It’s said that we emulate those closest around us. By virtue, as parents this means being role models to our sporting children, teaching them important life lessons like; never giving up and learning from our mistakes.
So, with growing minds and flourishing personalities, how can we be mindful of our behaviours, and be the best possible role models for our children?
Be a proud parent
Somewhere between a pushy parent and a laid-back type, is the target to aim for. A proud parent that is encouraging of their child – neither forceful nor disconnected. For the benefit of your child’s wellbeing, positive support can go a long way. So, it’s important to show your child that you’re proud of them.
But note; the emphasis here should be on their efforts – not just their achievements. In sports science for instance, it’s widely acknowledged that recognising your child’s contribution and effort, is more important than praising their wins. Praising your child for taking part and putting in 100% effort in is the best kind of recognition you can offer. In turn, this tells your child that it’s ok not to always win, as long as you give it your all; and this can be detrimental to your children’s wellbeing and self-confidence as they grow older.
Nurture your relationship
One can be forgiven for taking this for granted, nonetheless, relationships need to be nurtured. It seems a given that parents have a strong relationship with their child, but like any relationship this needs to be nurtured. Playing with your child, enjoying exercise with kids, helping with their homework, being involved in their lives – these are the foundations to a respectful and happy relationship.
Learning to communicate effectively with your child takes time. It helps to remember that they too are individuals, with personal needs and fledgling personalities, that need to be nourished.
Imagery is a powerful tool that can be used in this process. Think about the sort of person you want your child to become. Think about how you can enable them to the best version of themselves, and work on it together.
Being present is something we’re all guilty of. Thanks to technology we’re all constantly ‘on’, and it’s distracting from what’s in front of us.
Being a good role model means being present in every sense. It means listening to your child and interacting with them. Helping them with homework, teaching them to problem solve, and being there for them whenever they need it. But don’t be too hard on yourself, we are all work in progress.
Practice what you preach
Practice what you preach – keep in mind that if you’re telling your child to leave their mobile phone behind at the dinner table, you are of course doing the same.
It simply can’t be one rule for them and one for you – this is how you lose respect as a role model and build up resentment. In order for your child to take on your advice, you have to practice is too.
A healthy balanced diet is paramount to your child’s development. Teaching them the importance of balanced diet will have life-long benefits, as they make a conscious choice about the food they eat.

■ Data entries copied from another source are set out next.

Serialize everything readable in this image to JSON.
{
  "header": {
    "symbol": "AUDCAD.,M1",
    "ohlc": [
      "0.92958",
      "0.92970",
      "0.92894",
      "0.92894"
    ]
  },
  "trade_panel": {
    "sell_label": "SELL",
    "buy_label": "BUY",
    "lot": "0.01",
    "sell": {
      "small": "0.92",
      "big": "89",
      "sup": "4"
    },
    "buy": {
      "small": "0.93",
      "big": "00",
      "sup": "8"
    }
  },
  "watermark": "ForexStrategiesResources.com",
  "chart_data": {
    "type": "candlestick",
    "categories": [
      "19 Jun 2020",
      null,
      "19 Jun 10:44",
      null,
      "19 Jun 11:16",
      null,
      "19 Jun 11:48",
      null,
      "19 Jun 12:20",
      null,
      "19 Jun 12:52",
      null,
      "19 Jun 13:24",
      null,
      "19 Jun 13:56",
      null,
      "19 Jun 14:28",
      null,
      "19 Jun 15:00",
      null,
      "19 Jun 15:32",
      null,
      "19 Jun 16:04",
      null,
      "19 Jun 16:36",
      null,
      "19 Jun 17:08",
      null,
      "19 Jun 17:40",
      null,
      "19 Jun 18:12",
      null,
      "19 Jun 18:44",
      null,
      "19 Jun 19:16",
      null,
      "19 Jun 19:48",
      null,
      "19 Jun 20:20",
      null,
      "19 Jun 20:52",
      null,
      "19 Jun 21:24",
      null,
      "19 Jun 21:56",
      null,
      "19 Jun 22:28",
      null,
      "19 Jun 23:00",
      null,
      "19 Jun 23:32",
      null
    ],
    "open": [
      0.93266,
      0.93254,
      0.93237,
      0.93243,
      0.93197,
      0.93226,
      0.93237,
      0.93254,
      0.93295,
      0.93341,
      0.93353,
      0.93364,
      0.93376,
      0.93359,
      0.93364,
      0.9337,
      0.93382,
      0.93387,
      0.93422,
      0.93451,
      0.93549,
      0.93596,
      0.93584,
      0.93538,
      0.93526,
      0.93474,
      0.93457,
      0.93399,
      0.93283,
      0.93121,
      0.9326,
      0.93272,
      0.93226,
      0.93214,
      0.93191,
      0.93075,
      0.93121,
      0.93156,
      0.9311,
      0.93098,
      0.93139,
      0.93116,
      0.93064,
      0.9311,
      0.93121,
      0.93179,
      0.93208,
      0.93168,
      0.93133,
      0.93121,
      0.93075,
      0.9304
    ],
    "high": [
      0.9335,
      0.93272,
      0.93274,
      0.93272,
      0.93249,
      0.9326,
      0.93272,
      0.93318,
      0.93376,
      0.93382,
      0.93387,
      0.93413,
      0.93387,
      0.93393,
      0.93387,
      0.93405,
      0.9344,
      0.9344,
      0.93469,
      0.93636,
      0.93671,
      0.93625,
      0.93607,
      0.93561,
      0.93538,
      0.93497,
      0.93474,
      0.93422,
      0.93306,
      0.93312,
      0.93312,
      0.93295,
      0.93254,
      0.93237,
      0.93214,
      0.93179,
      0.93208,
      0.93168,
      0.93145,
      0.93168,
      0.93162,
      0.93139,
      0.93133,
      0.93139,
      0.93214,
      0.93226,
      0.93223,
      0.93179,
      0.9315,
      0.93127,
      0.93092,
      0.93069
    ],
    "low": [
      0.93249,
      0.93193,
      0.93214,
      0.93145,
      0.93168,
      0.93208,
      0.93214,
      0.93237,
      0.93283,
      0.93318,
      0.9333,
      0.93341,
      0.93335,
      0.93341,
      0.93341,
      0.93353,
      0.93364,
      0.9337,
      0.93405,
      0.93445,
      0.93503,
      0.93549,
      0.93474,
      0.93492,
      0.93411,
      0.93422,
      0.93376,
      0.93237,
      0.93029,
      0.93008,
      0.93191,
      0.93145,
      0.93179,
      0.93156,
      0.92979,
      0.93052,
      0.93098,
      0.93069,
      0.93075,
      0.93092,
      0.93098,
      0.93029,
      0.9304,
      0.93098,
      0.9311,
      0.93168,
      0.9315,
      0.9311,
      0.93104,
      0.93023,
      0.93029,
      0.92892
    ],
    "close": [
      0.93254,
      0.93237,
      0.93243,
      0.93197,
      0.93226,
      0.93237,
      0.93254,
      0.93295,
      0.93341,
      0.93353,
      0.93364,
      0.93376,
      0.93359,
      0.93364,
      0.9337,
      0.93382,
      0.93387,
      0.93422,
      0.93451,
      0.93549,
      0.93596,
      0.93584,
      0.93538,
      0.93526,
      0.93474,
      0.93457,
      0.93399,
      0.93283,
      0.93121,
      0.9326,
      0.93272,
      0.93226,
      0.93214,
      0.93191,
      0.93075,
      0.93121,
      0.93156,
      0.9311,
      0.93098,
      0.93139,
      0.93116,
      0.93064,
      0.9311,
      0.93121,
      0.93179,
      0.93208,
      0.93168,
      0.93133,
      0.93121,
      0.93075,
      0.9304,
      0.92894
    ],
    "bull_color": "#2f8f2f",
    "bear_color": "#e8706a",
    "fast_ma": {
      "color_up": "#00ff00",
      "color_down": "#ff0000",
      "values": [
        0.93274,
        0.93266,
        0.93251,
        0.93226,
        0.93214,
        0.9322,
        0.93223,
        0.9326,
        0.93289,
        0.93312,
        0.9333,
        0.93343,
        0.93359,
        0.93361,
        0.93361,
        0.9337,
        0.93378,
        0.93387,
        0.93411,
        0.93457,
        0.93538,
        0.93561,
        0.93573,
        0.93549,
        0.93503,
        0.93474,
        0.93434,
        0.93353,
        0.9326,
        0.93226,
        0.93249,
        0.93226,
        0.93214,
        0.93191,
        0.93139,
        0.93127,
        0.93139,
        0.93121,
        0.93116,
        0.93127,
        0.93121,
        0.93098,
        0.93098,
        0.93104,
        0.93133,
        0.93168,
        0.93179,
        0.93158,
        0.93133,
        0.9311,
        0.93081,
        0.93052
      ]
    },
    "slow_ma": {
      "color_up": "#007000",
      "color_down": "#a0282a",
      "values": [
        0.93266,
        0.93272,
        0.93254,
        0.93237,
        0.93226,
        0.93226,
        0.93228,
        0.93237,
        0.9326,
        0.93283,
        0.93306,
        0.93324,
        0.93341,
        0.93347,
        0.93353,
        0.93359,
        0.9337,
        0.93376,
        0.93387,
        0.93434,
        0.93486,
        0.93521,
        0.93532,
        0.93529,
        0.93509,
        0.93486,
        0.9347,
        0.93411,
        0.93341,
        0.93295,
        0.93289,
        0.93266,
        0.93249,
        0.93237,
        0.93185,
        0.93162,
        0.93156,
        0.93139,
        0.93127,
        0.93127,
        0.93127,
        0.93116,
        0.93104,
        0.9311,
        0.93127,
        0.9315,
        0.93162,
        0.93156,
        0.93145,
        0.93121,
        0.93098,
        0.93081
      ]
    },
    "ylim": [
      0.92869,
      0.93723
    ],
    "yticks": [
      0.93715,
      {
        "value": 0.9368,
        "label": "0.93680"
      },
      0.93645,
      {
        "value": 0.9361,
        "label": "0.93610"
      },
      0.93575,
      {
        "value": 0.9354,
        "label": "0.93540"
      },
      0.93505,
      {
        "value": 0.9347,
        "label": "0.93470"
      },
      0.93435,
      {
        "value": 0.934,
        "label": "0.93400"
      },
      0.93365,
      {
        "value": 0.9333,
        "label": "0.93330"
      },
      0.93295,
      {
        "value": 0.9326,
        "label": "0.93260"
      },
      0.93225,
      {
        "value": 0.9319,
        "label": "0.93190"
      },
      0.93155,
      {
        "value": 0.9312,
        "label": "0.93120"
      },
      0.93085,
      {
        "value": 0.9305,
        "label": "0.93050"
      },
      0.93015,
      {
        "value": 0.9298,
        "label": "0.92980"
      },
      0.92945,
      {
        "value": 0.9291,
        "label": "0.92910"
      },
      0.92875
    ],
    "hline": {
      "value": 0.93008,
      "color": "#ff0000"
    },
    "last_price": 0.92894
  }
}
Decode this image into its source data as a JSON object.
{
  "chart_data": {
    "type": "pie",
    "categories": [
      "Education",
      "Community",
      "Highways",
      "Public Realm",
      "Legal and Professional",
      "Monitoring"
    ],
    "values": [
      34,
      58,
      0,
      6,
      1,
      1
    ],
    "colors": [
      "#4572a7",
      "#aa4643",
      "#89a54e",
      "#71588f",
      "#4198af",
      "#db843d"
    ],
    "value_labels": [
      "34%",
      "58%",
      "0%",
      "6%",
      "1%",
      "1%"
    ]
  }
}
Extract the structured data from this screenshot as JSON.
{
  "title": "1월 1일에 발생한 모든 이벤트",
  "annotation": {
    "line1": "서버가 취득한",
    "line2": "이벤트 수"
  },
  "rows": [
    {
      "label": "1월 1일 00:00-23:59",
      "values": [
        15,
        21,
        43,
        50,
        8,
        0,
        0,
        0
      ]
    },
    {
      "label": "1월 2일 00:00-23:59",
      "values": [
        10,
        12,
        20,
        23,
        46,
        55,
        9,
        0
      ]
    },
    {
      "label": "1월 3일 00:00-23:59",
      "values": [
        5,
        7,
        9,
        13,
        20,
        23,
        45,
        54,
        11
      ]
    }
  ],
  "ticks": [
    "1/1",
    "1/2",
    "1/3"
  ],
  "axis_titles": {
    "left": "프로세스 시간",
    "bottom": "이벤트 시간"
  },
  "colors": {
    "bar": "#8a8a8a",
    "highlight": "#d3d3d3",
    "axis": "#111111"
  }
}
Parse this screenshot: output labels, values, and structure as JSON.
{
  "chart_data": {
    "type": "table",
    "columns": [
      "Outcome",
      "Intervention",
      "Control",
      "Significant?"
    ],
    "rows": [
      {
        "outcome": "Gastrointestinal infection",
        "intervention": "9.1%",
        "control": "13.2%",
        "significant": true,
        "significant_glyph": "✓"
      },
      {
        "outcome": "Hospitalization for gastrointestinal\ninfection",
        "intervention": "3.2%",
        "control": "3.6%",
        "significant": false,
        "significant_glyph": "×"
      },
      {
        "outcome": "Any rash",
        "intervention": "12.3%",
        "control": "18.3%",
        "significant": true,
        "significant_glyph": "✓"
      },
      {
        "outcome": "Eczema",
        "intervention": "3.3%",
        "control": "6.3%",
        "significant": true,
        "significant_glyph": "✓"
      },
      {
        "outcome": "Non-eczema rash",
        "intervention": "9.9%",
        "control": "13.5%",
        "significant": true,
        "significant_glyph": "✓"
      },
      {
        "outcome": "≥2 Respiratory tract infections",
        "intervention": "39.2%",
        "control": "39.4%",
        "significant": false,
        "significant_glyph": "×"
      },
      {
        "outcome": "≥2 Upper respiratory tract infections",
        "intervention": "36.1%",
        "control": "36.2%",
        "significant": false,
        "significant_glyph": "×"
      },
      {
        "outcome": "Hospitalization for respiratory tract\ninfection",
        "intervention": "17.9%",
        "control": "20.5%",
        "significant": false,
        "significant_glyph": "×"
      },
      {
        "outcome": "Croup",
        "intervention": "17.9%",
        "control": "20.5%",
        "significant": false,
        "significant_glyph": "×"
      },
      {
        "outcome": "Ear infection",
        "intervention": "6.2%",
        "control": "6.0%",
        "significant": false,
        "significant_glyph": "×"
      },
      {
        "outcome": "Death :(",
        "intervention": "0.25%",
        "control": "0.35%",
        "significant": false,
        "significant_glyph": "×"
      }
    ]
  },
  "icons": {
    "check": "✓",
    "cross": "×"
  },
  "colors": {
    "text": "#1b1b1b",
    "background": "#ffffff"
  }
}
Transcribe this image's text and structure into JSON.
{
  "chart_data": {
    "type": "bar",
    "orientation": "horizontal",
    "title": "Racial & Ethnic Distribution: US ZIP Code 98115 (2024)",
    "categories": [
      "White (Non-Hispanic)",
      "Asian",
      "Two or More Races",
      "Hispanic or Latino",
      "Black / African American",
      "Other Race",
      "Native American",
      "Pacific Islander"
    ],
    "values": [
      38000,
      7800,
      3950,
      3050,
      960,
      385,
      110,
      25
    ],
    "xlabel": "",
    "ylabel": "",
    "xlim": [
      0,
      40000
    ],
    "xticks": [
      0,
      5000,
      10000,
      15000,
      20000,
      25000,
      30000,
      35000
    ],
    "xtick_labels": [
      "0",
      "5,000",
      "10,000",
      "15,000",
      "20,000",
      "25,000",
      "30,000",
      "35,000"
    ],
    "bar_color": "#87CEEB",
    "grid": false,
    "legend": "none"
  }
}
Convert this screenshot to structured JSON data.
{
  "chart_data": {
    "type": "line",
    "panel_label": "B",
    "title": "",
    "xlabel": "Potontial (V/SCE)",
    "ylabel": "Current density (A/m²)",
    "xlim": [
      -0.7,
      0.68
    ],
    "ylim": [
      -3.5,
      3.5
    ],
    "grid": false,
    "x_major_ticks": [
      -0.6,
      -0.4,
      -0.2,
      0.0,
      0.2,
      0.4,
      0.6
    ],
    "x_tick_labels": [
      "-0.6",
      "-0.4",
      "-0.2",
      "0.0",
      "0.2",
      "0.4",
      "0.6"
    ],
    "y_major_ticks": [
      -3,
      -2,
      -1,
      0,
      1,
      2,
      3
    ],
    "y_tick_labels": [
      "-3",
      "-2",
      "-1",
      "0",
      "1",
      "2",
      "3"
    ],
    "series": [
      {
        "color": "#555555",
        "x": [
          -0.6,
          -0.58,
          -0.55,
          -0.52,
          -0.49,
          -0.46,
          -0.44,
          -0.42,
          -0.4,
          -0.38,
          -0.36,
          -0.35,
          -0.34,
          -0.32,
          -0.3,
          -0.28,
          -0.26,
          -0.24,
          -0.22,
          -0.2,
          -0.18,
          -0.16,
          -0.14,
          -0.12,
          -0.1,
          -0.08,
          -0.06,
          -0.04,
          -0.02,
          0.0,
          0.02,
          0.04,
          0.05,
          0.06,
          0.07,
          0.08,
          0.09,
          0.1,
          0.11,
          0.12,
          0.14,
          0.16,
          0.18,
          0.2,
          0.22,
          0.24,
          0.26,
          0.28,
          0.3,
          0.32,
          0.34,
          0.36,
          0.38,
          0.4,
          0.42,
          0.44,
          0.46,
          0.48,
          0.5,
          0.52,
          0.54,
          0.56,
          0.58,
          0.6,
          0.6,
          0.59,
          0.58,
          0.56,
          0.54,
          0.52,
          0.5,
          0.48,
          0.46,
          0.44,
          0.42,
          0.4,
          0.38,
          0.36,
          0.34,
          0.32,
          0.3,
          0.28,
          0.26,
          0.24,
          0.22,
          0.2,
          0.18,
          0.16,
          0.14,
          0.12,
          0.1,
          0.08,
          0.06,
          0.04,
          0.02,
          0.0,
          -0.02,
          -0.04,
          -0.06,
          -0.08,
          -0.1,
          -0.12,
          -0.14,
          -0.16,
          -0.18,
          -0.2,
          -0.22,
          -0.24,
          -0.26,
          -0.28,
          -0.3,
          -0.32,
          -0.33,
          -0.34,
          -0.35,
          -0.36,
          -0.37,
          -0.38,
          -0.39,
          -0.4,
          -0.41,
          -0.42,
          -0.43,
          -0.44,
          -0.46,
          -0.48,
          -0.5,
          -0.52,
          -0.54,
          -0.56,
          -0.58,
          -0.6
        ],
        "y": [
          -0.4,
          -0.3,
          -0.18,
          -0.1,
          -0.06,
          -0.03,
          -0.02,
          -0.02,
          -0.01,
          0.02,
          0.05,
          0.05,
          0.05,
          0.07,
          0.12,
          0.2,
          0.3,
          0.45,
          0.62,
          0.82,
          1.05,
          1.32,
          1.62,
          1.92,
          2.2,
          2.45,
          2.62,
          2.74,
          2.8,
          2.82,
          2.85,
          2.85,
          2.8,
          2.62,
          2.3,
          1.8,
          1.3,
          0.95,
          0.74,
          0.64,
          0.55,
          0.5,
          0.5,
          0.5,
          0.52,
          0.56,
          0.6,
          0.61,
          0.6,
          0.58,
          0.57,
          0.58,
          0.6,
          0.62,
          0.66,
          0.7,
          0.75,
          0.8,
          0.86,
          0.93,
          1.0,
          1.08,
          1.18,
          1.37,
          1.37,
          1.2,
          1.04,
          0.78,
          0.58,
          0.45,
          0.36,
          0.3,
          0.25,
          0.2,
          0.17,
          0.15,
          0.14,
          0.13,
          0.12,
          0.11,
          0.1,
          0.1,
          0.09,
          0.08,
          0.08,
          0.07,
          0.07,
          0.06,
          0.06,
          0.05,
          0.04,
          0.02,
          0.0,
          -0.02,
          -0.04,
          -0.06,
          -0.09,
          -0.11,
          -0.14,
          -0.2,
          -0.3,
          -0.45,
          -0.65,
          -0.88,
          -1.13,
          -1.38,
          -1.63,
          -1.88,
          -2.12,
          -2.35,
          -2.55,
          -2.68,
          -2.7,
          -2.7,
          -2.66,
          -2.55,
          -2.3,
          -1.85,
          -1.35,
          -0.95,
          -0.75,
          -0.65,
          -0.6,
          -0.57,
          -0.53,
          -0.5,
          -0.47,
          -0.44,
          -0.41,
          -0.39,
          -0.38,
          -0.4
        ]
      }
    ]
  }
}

Still not convinced? Government research found that parents are one of the greatest resources of a balanced diet for kids; the vast majority (79%) admit receiving nutritional education from their parents.
We all know that plenty of exercise is important for your child’s development. According to the NHS, children and young people aged 5 to 18 years’ old should aim for at least an hour of physical activities for kids a day.
Parents play an important role in promoting and maintaining a healthy lifestyle. Find a sport that your child enjoys, or one that you can play together – keeping fit is a great way to bond as well.
It all starts with a happy mind. A positive attitude can be one of the greatest teachings you can pass on to your child. As a role model, the way you deal with anger, frustration, winning, losing, success and failure, will shape their understanding and behaviours too.
Knowing that children adopt learned behaviour, can make us more mindful of how we react in difficult and challenging situations.
Be the change
It’s never too late to review your parenting approach. As children get older, they have different needs to be met and different parts of our own personalities and depths are tested.
It’s easy to be self-critical; try to resist parenting guilt – we can’t always be right, we are still on a learning path ourselves.
Instead, identify the positive traits you want to role model. Perhaps you’re a natural leader and can pass on valuable management or listening skills to your child, maybe you’re both passionate about kid’s athletics – in which case focus your efforts on developing a strategy for getting more involved in the sport.
Think about how you can inspire your child; it doesn’t have to relate to your job, it can be anything from baking to building. Just showing how to channel a passion is a great life lesson to learn.
Be your best version
Understandably, it’s hard to keep emotions at bay at times. Developing self-control is something that every parent tries to master, but finds hard to achieve. After all, to err is human, to forgive is divine.
Which is why it’s mindful to remember that like us, children are still learning and evolving too.
Learning to forgive, and being conscious of the language used and tone of voice is important. Children pick up on the smallest of cues. To grow their confidence, to cease their potential, and to be the best role model you can be, these are small but sizeable learnings we can try and master, one day at a time!